Our ratings were getting better and we had drawn level with WCW again, but Vince was always looking for ways to stay ahead in the ongoing Monday Night War. They decided to take 16 of the guys who weren’t doing anything and put them in a tough-man tournament. They were going to have us go out there, on a live-TV wrestling show, and fight for real in an attempt to get some ratings. It was also an attempt to get a wrestler by the name of ‘Dr. Death’ Steve Williams over. Jim Ross, who was in charge of talent, had been lobbying to bring his buddy Steve in for a long time but Creative didn’t know how to do it. Steve had wrestled in Japan for the majority of his career and had a reputation as a genuine badass, so they figured they would introduce him in the Brawl for All, he’d walk through everybody, and boom, they’d have a credible guy they could leapfrog over everybody else to put up against Austin in the main events. Everybody backstage thought it was a bunch of bullshit. J.R. was shoving Steve down everybody’s throats, saying he was going to destroy everybody. Nobody had a problem with Steve before, but J.R. was putting him over so often that the boys resented him and hoped he’d get knocked out.

They got together their group of 16 mid-card wrestlers who they figured were the tough guys. They put Bart in the tournament but I wasn’t included. They didn’t think that Sparky Plugg could fight. That pissed me off. Obviously, they didn’t know that Ol’ Sparky was a tough motherfucker!

Most of the people they had in there were pretty tough.
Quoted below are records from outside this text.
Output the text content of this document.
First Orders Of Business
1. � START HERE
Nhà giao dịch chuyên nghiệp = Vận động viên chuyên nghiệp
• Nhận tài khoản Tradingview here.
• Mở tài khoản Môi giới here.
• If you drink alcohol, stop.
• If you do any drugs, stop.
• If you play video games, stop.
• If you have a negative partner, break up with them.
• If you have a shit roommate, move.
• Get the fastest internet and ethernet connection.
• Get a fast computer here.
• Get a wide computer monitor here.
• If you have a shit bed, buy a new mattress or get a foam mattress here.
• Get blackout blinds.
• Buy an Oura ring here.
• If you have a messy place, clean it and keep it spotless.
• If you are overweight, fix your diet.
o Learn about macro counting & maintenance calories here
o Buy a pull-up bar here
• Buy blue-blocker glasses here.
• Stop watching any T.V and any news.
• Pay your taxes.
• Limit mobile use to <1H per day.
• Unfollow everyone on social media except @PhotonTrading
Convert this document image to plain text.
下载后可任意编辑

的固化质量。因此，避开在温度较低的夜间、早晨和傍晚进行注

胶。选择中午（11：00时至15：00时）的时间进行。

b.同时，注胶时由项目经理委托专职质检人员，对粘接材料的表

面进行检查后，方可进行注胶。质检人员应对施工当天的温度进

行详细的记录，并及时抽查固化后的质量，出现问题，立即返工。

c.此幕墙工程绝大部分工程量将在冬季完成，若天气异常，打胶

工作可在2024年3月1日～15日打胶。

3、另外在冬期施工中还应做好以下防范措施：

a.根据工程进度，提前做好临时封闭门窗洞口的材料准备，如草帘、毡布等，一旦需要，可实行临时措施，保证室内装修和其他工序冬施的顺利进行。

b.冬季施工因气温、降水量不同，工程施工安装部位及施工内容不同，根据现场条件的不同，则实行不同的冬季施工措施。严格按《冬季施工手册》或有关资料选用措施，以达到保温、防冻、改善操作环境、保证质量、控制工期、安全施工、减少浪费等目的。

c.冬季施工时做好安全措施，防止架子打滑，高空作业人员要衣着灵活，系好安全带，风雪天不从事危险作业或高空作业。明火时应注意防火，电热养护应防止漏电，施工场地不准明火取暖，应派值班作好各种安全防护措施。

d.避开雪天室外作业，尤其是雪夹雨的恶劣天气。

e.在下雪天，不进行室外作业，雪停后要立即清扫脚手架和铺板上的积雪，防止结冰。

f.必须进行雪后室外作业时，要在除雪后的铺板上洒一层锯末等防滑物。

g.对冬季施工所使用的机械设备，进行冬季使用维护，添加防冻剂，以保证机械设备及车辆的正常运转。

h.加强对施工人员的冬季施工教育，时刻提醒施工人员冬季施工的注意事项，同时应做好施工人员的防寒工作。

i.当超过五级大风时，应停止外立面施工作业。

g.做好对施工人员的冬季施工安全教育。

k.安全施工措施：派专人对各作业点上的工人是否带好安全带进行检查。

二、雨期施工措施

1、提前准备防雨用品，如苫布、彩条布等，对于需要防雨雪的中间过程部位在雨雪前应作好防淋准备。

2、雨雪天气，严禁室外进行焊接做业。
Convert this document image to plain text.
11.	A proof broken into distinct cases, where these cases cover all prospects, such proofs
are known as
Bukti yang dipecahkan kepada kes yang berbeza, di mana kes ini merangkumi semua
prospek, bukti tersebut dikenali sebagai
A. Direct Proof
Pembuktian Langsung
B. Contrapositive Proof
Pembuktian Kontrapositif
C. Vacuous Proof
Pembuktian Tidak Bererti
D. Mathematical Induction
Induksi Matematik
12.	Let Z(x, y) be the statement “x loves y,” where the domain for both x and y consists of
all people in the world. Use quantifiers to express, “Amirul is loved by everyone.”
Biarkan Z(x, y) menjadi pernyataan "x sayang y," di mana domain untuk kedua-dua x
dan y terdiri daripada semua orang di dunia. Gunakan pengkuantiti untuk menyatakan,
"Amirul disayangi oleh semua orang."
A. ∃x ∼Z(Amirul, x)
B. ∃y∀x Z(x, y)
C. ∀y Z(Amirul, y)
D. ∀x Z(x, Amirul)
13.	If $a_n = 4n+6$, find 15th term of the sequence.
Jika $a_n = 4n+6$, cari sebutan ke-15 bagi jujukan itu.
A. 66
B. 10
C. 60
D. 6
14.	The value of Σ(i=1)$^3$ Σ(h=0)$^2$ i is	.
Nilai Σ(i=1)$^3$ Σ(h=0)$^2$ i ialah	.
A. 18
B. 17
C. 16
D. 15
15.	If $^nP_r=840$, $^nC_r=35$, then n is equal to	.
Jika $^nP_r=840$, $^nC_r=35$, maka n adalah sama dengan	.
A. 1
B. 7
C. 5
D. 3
Some of them talked a good fight but couldn’t back it up. Tiger Ali Singh had been bragging that he was a shoot fighter and a bare-knuckle champion and could do this and that, but when it came to it, he chickened out and said he wouldn’t do it. They needed a replacement and Bradshaw told Bruce Prichard, who was one of the guys in charge of organizing the whole thing, “Bob may not look like anything much but he’ll surprise you. . . .” Bruce gave me a call to ask if I wanted in. I said, “Hell yeah, I don’t know why you didn’t ask me in the first place!” I was pretty excited because I figured I could make some decent money and I’d have a chance to show them how tough I actually was.”